Is there a bijection between uncountable sets?

Question

I know that there is a bijection between naturals and rationals. I also know that there is no bijection between naturals and reals (diagonal argument).

But, I have never heard of the existence of a bijection between uncountable sets (ex aleph-one). Is there a way to create a (computable ?) function that takes an element from an uncountable set and outputs (in infinite time ?) an element from another uncountable set ?

(I do not have a strong mathematical background, so please keep it simple or use terms of computer science)

[EDIT]
It seems that my question was very trivial. An answer would be y = f(R) where f is just one-to-one. I was hoping for something more sophosticated :( . Sorry for the inconvenience.

[EDIT2]
How we would construct a bijection between these sets ?
A = reals
B = reals without naturals
C = reals without primes

Answer 1

For a bijection between $A$ and $B$, consider the application that sends every natural $n$ to $e^n$, and $e^n+m$ to $e^n+m+1$ for non-negative integer $m$.

Answer 2

Example: from $\Bbb R$ to $(-\pi/2,\,\pi/2)$ with $\arctan x$.

Answer 3

Use $\sim$ to indicate the existence of a bijection between two sets.

Thanks to a theorem of Cantor, there is no set $A$ for which $$A\sim \mathcal P(A)$$ so not every uncountable set can be made into bijection. Moreover thanks to Cantor-Bernstein theorem, two infinite sets $A,B$ can be made in a bijection if and only if $$\exists A_1 \subset A: A_1\sim B$$ $$\exists B_1 \subset B: B_1\sim A$$ lastly, the question about computability does not hold since Turing machines only deal with a countable imput

Answer 4

The following is a bijection from $\mathcal P(\mathbb N)$ to the Cantor set: $$f(A) = \sum_{n\in A}\frac{2}{3^{n+1}}$$

Answer 5

Since you are asking about computable bijections, and the other answers (at the time of writing this) do not address this point, let me weigh in on this.

1) There is no computable bijection $f : \mathbb{R} \to \mathbb{R}\setminus\mathbb{Q}$.

In fact, whenever $f : \mathbb{R} \to \mathbb{R}\setminus \mathbb{Q}$ is a computable function, then it already is a constant function. The reason is that computable functions are always continuous, and the image of a connected space such as $\mathbb{R}$ under a continuous function has to be connected again.

2) There is no computable bijection $g : \mathbb{R}\setminus\mathbb{Q} \to \mathbb{R}$.

This one is slightly trickier, but still follows from the continuity considerations. Here, however, it is demanding the injectivity that gets us. We can have a computable surjection from $\mathbb{R}\setminus \mathbb{Q}$ to $\mathbb{R}$.

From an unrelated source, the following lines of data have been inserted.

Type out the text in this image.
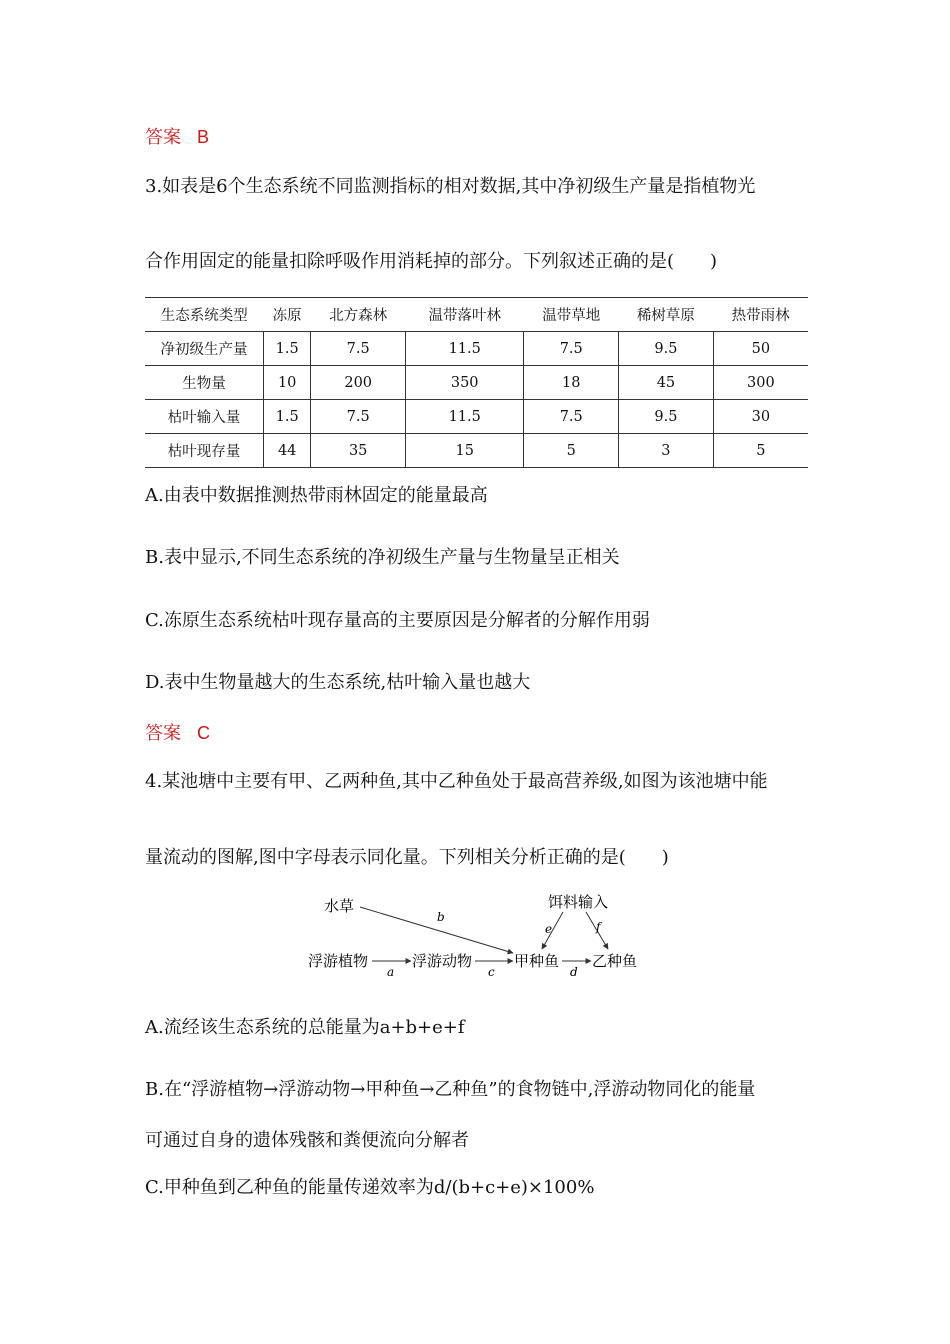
答案 B
3.如表是6个生态系统不同监测指标的相对数据,其中净初级生产量是指植物光
合作用固定的能量扣除呼吸作用消耗掉的部分。下列叙述正确的是(　　)
生态系统类型	冻原	北方森林	温带落叶林	温带草地	稀树草原	热带雨林
净初级生产量	1.5	7.5	11.5	7.5	9.5	50
生物量	10	200	350	18	45	300
枯叶输入量	1.5	7.5	11.5	7.5	9.5	30
枯叶现存量	44	35	15	5	3	5
A.由表中数据推测热带雨林固定的能量最高
B.表中显示,不同生态系统的净初级生产量与生物量呈正相关
C.冻原生态系统枯叶现存量高的主要原因是分解者的分解作用弱
D.表中生物量越大的生态系统,枯叶输入量也越大
答案 C
4.某池塘中主要有甲、乙两种鱼,其中乙种鱼处于最高营养级,如图为该池塘中能
量流动的图解,图中字母表示同化量。下列相关分析正确的是(　　)
水草	饵料输入
浮游植物	浮游动物	甲种鱼 乙种鱼
b
a	c	d
e	f
A.流经该生态系统的总能量为a+b+e+f
B.在“浮游植物→浮游动物→甲种鱼→乙种鱼”的食物链中,浮游动物同化的能量
可通过自身的遗体残骸和粪便流向分解者
C.甲种鱼到乙种鱼的能量传递效率为d/(b+c+e)×100%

3) As for 1), we cannot have a computable surjection from $\mathbb{R}$ to $\mathbb{R} \setminus \mathbb{P}$. The most we can get is the interval between two primes.

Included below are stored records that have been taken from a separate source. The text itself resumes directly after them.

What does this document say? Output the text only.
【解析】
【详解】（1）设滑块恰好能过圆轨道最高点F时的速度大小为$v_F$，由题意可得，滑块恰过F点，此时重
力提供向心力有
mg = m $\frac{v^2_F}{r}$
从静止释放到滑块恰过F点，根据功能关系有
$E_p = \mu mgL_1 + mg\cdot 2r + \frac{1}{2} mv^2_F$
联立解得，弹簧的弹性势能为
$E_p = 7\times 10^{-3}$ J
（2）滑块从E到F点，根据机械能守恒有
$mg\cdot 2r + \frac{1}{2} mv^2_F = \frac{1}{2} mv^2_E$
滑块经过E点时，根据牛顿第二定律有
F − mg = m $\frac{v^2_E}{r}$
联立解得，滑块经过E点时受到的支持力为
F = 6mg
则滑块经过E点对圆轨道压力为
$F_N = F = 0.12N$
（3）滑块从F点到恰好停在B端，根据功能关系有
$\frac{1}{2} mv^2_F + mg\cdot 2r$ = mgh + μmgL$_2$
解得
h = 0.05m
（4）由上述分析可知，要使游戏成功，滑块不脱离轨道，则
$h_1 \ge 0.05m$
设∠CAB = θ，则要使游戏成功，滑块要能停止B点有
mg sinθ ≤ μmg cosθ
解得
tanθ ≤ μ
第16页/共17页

4) We don't get a computable bijection from $\mathbb{R}\setminus\mathbb{P}$ to $\mathbb{R}$ either, but a computable surjection works.

5) There is a computable surjection from $\mathbb{R}\setminus\mathbb{Q}$ to $\mathbb{R}\setminus\mathbb{P}$, but not the other way around.

The bijection between $2^\mathbb{N}$ and the Cantor middle third set inside $\mathbb{R}$ mentioned by celtschk is computable in both directions.

The standard (but a bit out-dated) textbook in this area is Weihrauch: Computable Analysis (2000). A briefer intro in a semilar style is Brattka, Hertling & Weihrauch: A tutorial on computable analysis (2008). More general, but maybe also less newcomer friendly is Pauly: On the topological aspects of the theory of represented spaces (2016).